Anyway, we crossed the state line. Maps were consulted. Further and further we went, trees edging closer to the road. Daylight got more squeezed. It turned out that none of us actually knew the hosts, they were friends of someone's brother's cousin (never to try to unpick these family relationships would be my advice) who had mentioned en passant that the event was happening. So, we were basically gatecrashing a redneck party.

Now you know it's a party when you get to the end of the driveway, or rather rutted track, and there's some balloons or a banner, maybe a sign saying 'crawfish boil this way.' Not in WV, there's a big fella leaning on a pump action. Y'all here for the 'fish? I'm not arguing. Why yes, good sir we are. You ain't from round here? Sarcasm, go stand on the corner and shut the fuck up, the man has a gun.

So, anyway, another ten miles of track lands us on Planet Pick-Up truck. You know how it is when you arrive at a party underdressed. I felt undergunned. A small army would have felt undergunned. Mary Lou? Paul? Not one of us had thought to bring a weapon. These people made it look like the crawfish might be fomenting armed rebellion. They weren't going to go quietly into that oil drum of boiling cajun-spiced water.

So, in short order, beer was consumed. Two hundred and fifty pounds of crawfish met an unseemly demise, of which I ate about one. As my brain started to go sudsy rockabout, the shooting starts. Now all good Americans want to see English people shoot guns. Trust me, like the accent, it holds an ineffable attraction. So I find myself holding a small cannon in one hand and a beer in the other.
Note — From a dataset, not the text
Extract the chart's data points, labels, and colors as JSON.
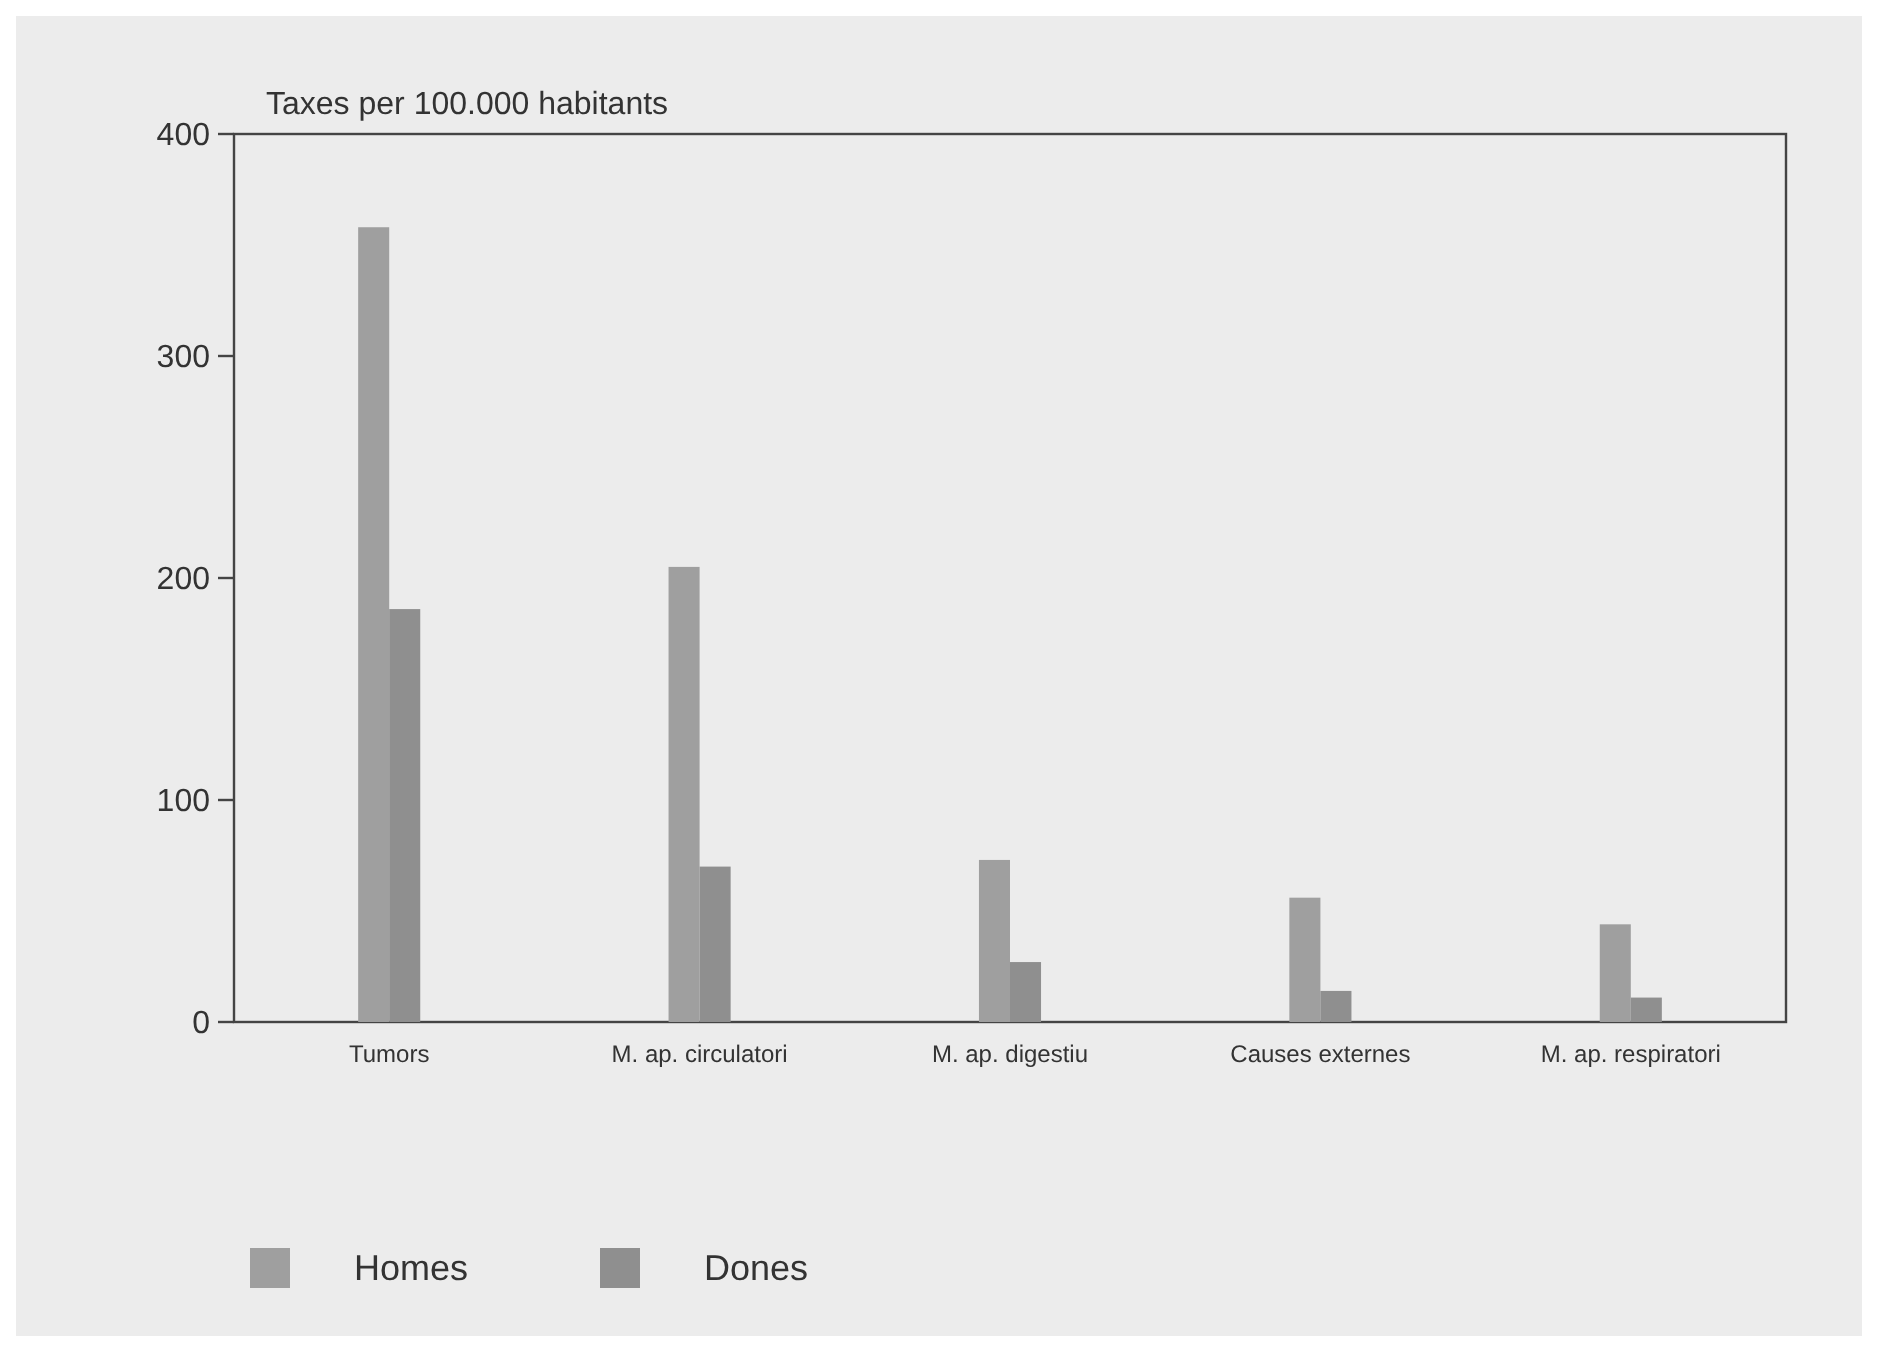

Mary Lou appears with a borrowed assault rifle, looks my limply clutched handgun up and down, and shakes her head before putting a 7.62 mm round through a pumpkin far enough away to be in the next county. Suddenly, about 200 pair of eyes fall on me. Shoot the pumpkin, English. I don't think this shit ever happened on the Waltons. I don't think Mary Lou is going to offer any favours to a boy who won't kill a pumpkin so I down the beer, slug some bourbon and take aim and – every varmint in the state duck – start massacring trees. Then everyone is shooting. It's like a small war. Someone zooms by me on a quad bike with a machine gun in one hand, splattering veg left right and centre. It's like an organic veg version of Mad Max.

I've no idea how many people died that night. My ears rang for about four days. Mary Lou never looked at me quite the same. I think you shot a squirrel, she said. Collateral damage.

I was reminded of this, as I'm binging on Parts Unlimited, and Anthony was in West Virginia in last night's episode and yes, fully automatic weapons and splody pumpkins, oh and four-wheel drive lunacy (drive up a vertical cliff face, why not). They alas didn't combine the two, but it was still daylight, and there were still coolers full of beer.

I'm not mocking though, they were the friendliest heavily armed people I've ever met.